Currently, Uganda has a running MoU with Saudi Arabia, which spells out guidelines for the recruiting companies, the contracting companies and employers. Ugandans recruited under this arrangement are paid around sh 900,000 a month.
However, many of them say this is very low and about half of what others from other countries are paid.
They add that other unfair terms include the workload, with the Ugandans having to execute multiple tasks during their term of employment, while other nationals are only assigned one task.
A group of those who have completed their contracts say that given another chance they would go for more contracts, but urge the government to review the MoU instead of banning the industry.
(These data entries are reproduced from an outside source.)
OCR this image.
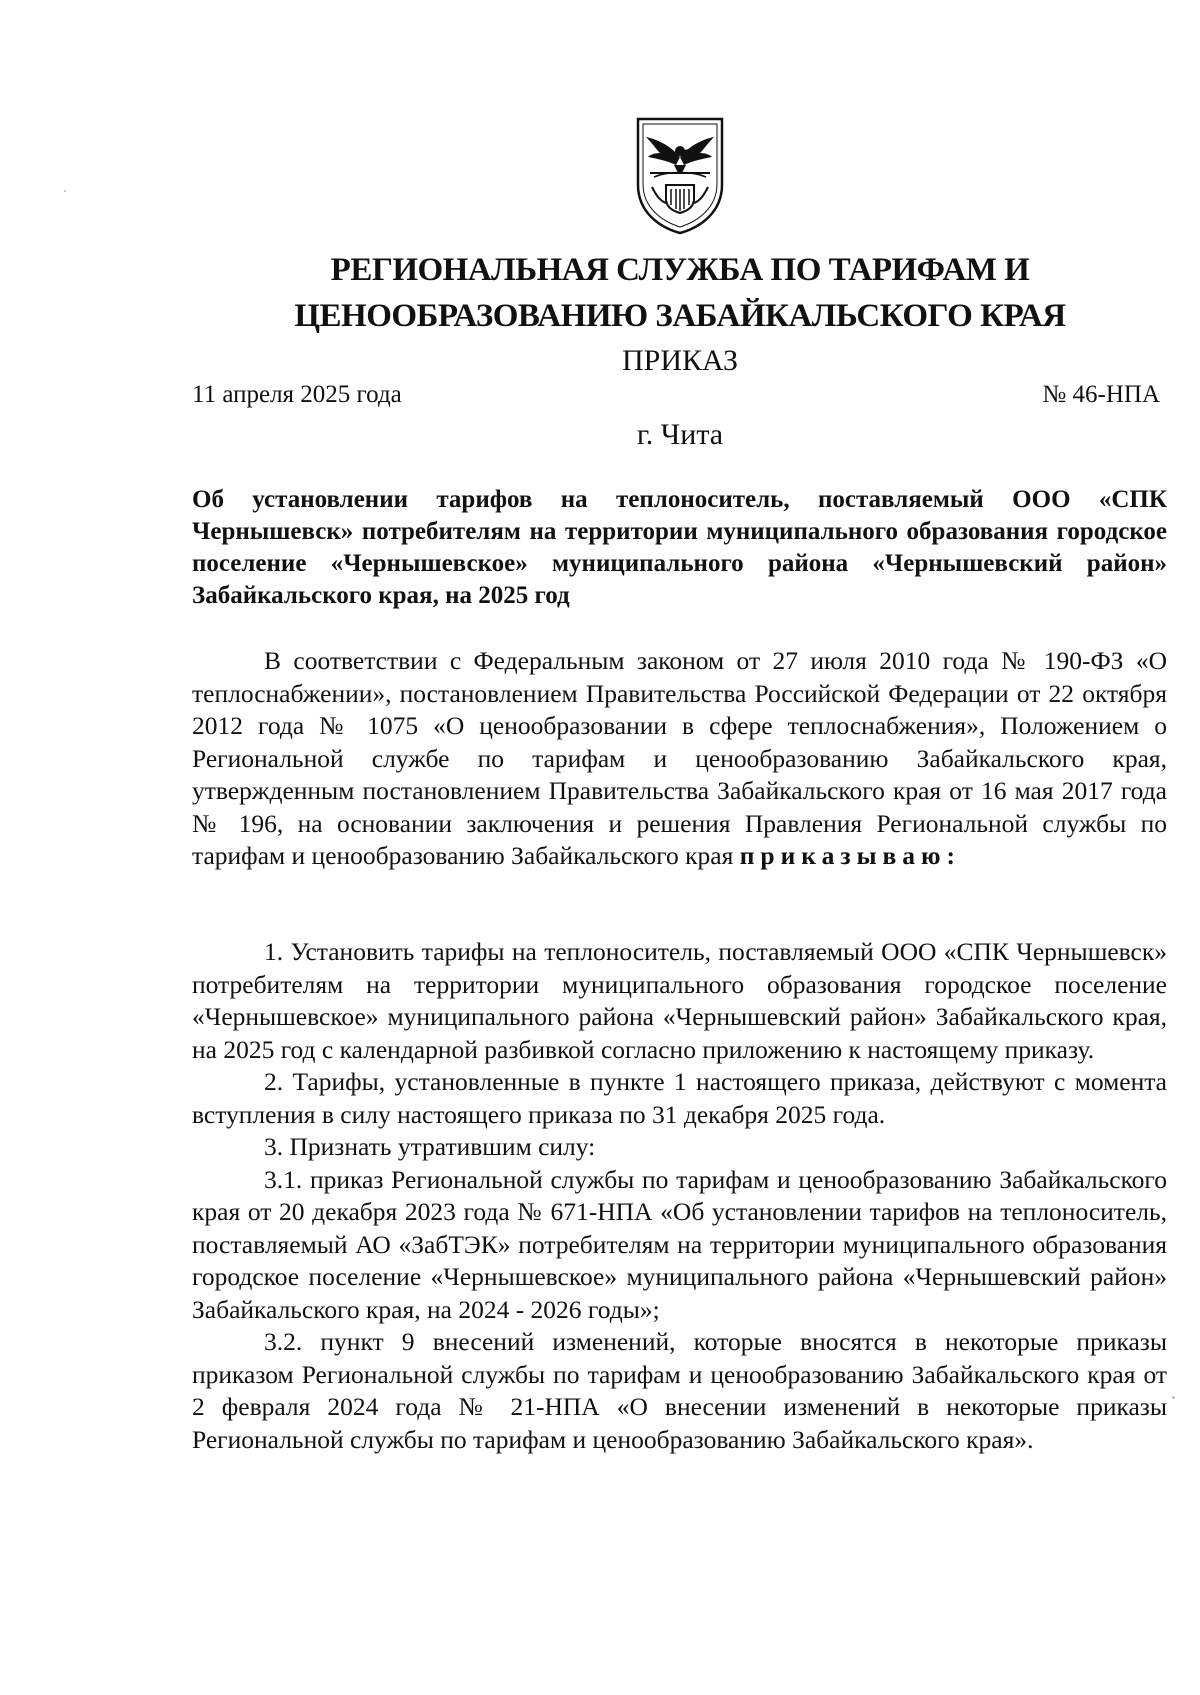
РЕГИОНАЛЬНАЯ СЛУЖБА ПО ТАРИФАМ И
ЦЕНООБРАЗОВАНИЮ ЗАБАЙКАЛЬСКОГО КРАЯ
ПРИКАЗ
11 апреля 2025 года	№ 46-НПА
г. Чита
Об установлении тарифов на теплоноситель, поставляемый ООО «СПК Чернышевск» потребителям на территории муниципального образования городское поселение «Чернышевское» муниципального района «Чернышевский район» Забайкальского края, на 2025 год
В соответствии с Федеральным законом от 27 июля 2010 года № 190-ФЗ «О теплоснабжении», постановлением Правительства Российской Федерации от 22 октября 2012 года № 1075 «О ценообразовании в сфере теплоснабжения», Положением о Региональной службе по тарифам и ценообразованию Забайкальского края, утвержденным постановлением Правительства Забайкальского края от 16 мая 2017 года № 196, на основании заключения и решения Правления Региональной службы по тарифам и ценообразованию Забайкальского края приказываю:

1. Установить тарифы на теплоноситель, поставляемый ООО «СПК Чернышевск» потребителям на территории муниципального образования городское поселение «Чернышевское» муниципального района «Чернышевский район» Забайкальского края, на 2025 год с календарной разбивкой согласно приложению к настоящему приказу.

2. Тарифы, установленные в пункте 1 настоящего приказа, действуют с момента вступления в силу настоящего приказа по 31 декабря 2025 года.

3. Признать утратившим силу:

3.1. приказ Региональной службы по тарифам и ценообразованию Забайкальского края от 20 декабря 2023 года № 671-НПА «Об установлении тарифов на теплоноситель, поставляемый АО «ЗабТЭК» потребителям на территории муниципального образования городское поселение «Чернышевское» муниципального района «Чернышевский район» Забайкальского края, на 2024 - 2026 годы»;

3.2. пункт 9 внесений изменений, которые вносятся в некоторые приказы приказом Региональной службы по тарифам и ценообразованию Забайкальского края от 2 февраля 2024 года № 21-НПА «О внесении изменений в некоторые приказы Региональной службы по тарифам и ценообразованию Забайкальского края».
On the workers having no say in the salaries paid, the Ministry of Gender, Labour and Social Development admits that all these were put in the MoUs to avoid exploitation by the companies contacting them.
The views by the former workers in Saudi Arabia under their umbrella association Gulf Labour Returnees Association, came after Minister Betty Amongi revealed the recommendations of the cabinet on the plight of the workers.
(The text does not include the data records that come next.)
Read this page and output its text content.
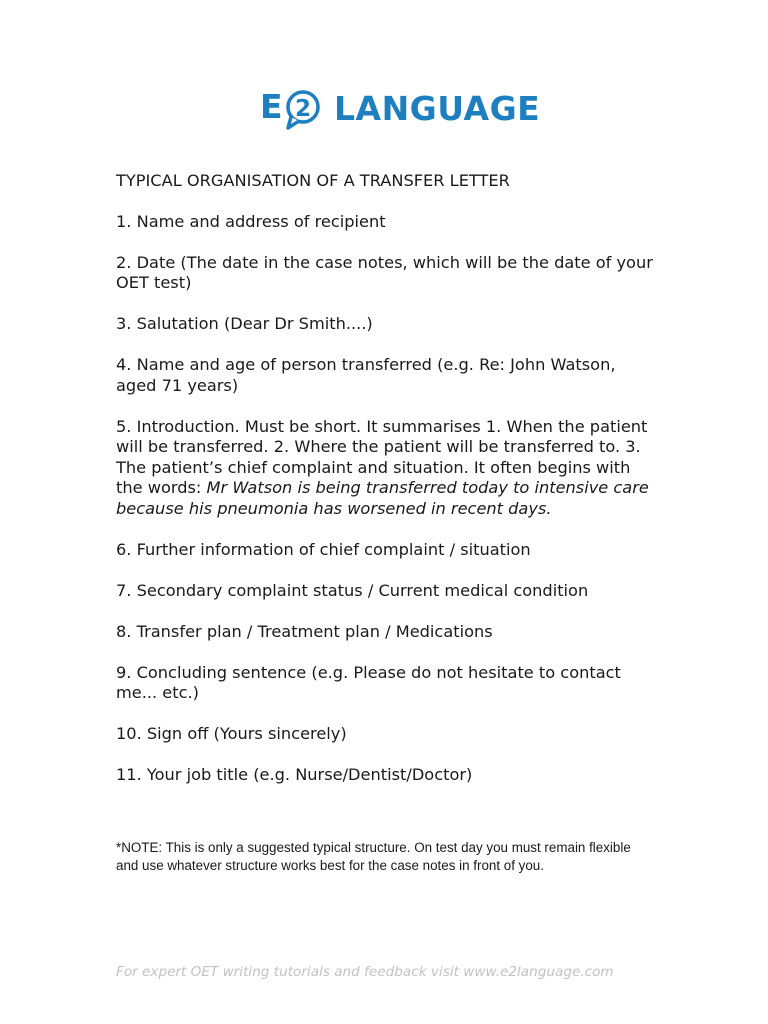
E 2 LANGUAGE
TYPICAL ORGANISATION OF A TRANSFER LETTER
1. Name and address of recipient
2. Date (The date in the case notes, which will be the date of your OET test)
3. Salutation (Dear Dr Smith....)
4. Name and age of person transferred (e.g. Re: John Watson, aged 71 years)
5. Introduction. Must be short. It summarises 1. When the patient will be transferred. 2. Where the patient will be transferred to. 3. The patient’s chief complaint and situation. It often begins with the words: Mr Watson is being transferred today to intensive care because his pneumonia has worsened in recent days.
6. Further information of chief complaint / situation
7. Secondary complaint status / Current medical condition
8. Transfer plan / Treatment plan / Medications
9. Concluding sentence (e.g. Please do not hesitate to contact me... etc.)
10. Sign off (Yours sincerely)
11. Your job title (e.g. Nurse/Dentist/Doctor)
*NOTE: This is only a suggested typical structure. On test day you must remain flexible and use whatever structure works best for the case notes in front of you.
For expert OET writing tutorials and feedback visit www.e2language.com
According to her, Cabinet has instructed the Ministry to come up with a report showing how the Externalisation of Labour can be improved for the safety of the Ugandans abroad.
Amongi said that the Ministers want the labour externalization suspended until adequate measures are put in place in response to the challenges that the workers have faced especially in the middle east.
In the meeting with the labour recruitment companies, Amongi explained that the cabinet proposals included suspending the industry, mainly over concerns about the loss of organs by Ugandans in the gulf countries.
The returnees, several of whom are seeking new contracts to go back to Saudi Arabia, said that those who have encountered problems like abuse by their hosts are very few in number, not warranting killing the opportunity for all.
One of them, Winnie Musimenta said she would not wish to see any woman in the situation she was in before the opportunity struck and she left Uganda.
Another returnee, Betty Namugosa who claims she has acquired a number of properties in Jinja, said apart from poverty, the women are forced out of the country by domestic violence.
She says that on her part, she could not stand the abuse by her husband, which included assault and denial of necessities.
The returnees also said that most of those who have encountered problems like sexual abuse and physical assault partly contribute to it because of how they behave.
Their leader, Prossy Zawedde says Uganda, especially young females cannot afford to lose employment opportunities.
Frank Mugabi, the Communications Officer at the Ministry says they have commenced a review of the agreements with the aim of responding to the new and outstanding issues that they are facing, including salaries.
On the complaints that Ugandans are overworked when compared to what their counterparts are assigned, Mugabi said the study being done before the review, involves what is included in the agreements signed by other countries.
Specifically, Mugabi says the ministry will benchmark to the agreement between the Philippines and Saudi Arabia, and if they realise it is worth it, they will use it as a point to review the Uganda-Saudi Arabia MOU. But he says there are good clauses therein which they have.